Pastor Socrates Perez of Horizon West Church in Winter Garden said the service was a commemoration of one of Jesus’ last acts before he was crucified – washing the feet of his disciples.
“Today I’m a part of a coalition that’s putting together this event to show love and service toward immigrants on Holy Thursday, which is historically a day that we remember when Jesus washed the feet of his disciples,’’ Perez said. “And so we want to do the same. We want to wash the feet of immigrants and just show them in humility and service that we are for them. That it doesn’t matter our position in society or class, that we want to serve them and let them know that they’re not alone.’’
Priests and ministers like Father Mario Magana washed the feet of participants – some of them immigrants, some of them native-born Americans.
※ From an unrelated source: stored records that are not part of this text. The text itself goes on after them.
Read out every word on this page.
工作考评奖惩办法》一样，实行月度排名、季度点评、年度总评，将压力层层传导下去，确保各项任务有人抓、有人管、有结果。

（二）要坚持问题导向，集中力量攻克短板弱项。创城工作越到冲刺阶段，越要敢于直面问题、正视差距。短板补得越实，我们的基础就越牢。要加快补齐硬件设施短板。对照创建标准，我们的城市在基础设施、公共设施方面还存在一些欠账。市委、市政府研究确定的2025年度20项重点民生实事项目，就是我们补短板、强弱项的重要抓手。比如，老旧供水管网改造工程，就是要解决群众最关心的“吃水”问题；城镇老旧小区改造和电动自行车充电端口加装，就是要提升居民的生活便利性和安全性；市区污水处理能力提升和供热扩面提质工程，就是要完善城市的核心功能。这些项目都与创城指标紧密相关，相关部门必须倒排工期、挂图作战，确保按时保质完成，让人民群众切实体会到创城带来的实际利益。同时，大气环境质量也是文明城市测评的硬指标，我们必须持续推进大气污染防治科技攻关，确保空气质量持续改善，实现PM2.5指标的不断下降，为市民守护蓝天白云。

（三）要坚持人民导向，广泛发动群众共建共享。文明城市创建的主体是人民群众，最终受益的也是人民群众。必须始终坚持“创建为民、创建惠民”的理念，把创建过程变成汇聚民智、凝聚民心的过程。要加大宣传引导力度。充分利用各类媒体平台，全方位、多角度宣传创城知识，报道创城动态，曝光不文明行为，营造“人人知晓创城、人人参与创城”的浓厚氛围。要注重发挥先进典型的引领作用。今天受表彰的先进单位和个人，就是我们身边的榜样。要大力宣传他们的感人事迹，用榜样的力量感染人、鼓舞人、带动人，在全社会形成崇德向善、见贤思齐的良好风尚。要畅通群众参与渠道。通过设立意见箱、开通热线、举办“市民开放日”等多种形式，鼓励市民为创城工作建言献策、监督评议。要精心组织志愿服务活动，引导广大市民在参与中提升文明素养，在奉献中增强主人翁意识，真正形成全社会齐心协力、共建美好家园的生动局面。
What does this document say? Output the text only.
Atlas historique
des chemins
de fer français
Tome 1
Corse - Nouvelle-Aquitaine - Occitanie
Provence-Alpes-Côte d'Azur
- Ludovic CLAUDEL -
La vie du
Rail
“Humble us all, Father, in this moment,’’ prayed Father Magana, a Franciscan priest. “Give me especially the humility, especially, to wash your child’s feet, to show my love for this world. To show my love for you. May we radiate this love from this day forward. In Jesus’ holy name I pray, amen.’’
He then sprinkled drops of holy water into a basin and reenacted Jesus’ act of washing a woman’s feet – as 15 feet away from him immigrants with court dates lined up for entry into the Federal Immigration Court building in downtown Orlando.

In addition to foot washing, participants prayed, sang hymns and encouraged immigrants in the crowd – some of them legal residents and some naturalized U.S. citizens. Sister Ann Kendrick of the Hope Community Center and the Florida Farmworkers Association read Scripture.
“God exhorts us to treat each other as we would like to be treated,’’ Kendrick told the crowd. “If the stranger or the forastero comes among you, says the holy book, you must treat them as one of your own family. You must help the ones among you who are suffering. The widow, the orphan, the stranger. See them as one of you. Have compassion.’’
Organizers said the two-hour event was supported by about 40 Central Florida faith and advocacy groups.